Kraken Bitcoin Vault è un prodotto della suite Kraken Earn che permette agli utenti di depositare i propri BTC e ricevere ricompense denominate in bitcoin, fino al 2,5% annuo, senza dover convertire i propri fondi in altre valute.
Come viene generato il rendimento?
Il rendimento proviene da un meccanismo di lending: Kraken presta i BTC depositati a borrower istituzionali o retail qualificati e distribuisce parte degli interessi ricevuti ai depositanti.

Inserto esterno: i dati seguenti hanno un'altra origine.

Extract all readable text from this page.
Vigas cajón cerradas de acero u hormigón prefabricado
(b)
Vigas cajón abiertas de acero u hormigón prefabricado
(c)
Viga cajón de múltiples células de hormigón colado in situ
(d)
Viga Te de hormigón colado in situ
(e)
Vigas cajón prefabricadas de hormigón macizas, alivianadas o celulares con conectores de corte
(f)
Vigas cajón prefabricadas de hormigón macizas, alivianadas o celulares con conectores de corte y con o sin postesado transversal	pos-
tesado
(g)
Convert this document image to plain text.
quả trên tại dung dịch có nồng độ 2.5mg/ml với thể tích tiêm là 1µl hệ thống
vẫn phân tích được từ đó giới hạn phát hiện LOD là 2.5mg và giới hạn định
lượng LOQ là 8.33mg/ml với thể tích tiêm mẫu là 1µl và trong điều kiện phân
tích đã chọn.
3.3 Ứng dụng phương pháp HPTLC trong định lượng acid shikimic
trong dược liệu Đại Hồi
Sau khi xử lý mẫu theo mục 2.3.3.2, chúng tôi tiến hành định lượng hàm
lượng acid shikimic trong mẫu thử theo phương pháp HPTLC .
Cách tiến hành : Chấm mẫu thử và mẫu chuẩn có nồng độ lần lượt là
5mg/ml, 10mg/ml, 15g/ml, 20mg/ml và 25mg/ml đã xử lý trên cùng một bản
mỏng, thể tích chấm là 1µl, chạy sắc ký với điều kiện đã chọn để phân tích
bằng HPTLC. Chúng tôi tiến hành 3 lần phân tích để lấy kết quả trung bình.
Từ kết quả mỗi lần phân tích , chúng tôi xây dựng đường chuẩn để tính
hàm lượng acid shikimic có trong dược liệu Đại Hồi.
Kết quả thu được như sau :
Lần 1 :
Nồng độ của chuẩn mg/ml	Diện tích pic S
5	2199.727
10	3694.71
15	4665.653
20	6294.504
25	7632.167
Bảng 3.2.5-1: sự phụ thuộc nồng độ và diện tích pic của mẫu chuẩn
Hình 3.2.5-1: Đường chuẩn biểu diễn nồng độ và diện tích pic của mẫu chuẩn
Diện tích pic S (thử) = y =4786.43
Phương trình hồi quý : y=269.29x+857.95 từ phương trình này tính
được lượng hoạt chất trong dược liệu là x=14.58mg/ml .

Il tasso varia in base alla domanda di liquidità sul mercato.
È sicuro depositare Bitcoin su Kraken Vault?
Come per qualsiasi prodotto di custodia delegata, esistono rischi di controparte e di piattaforma. Kraken è uno degli exchange più regolamentati al mondo, ma i BTC depositati non sono sotto il controllo diretto dell’utente. È consigliabile non depositare più di quanto si sia disposti a rischiare e consultare le condizioni complete prima di aderire.
Gli utenti italiani possono accedere a Bitcoin Vault?
La disponibilità dipende dalla giurisdizione e dalle normative locali. Gli utenti italiani devono verificare direttamente sulla piattaforma Kraken se il prodotto è attivo nel loro mercato, tenendo conto anche del quadro regolatorio MiCA in evoluzione.
Qual è la differenza tra Kraken Vault e lo staking?
Lo staking blocca i fondi per supportare la validazione di una blockchain (come Ethereum Proof-of-Stake). Bitcoin Vault usa invece un meccanismo di prestito (lending): i BTC vengono prestati a terzi e il depositante riceve interessi, senza blocco obbligatorio a lungo termine.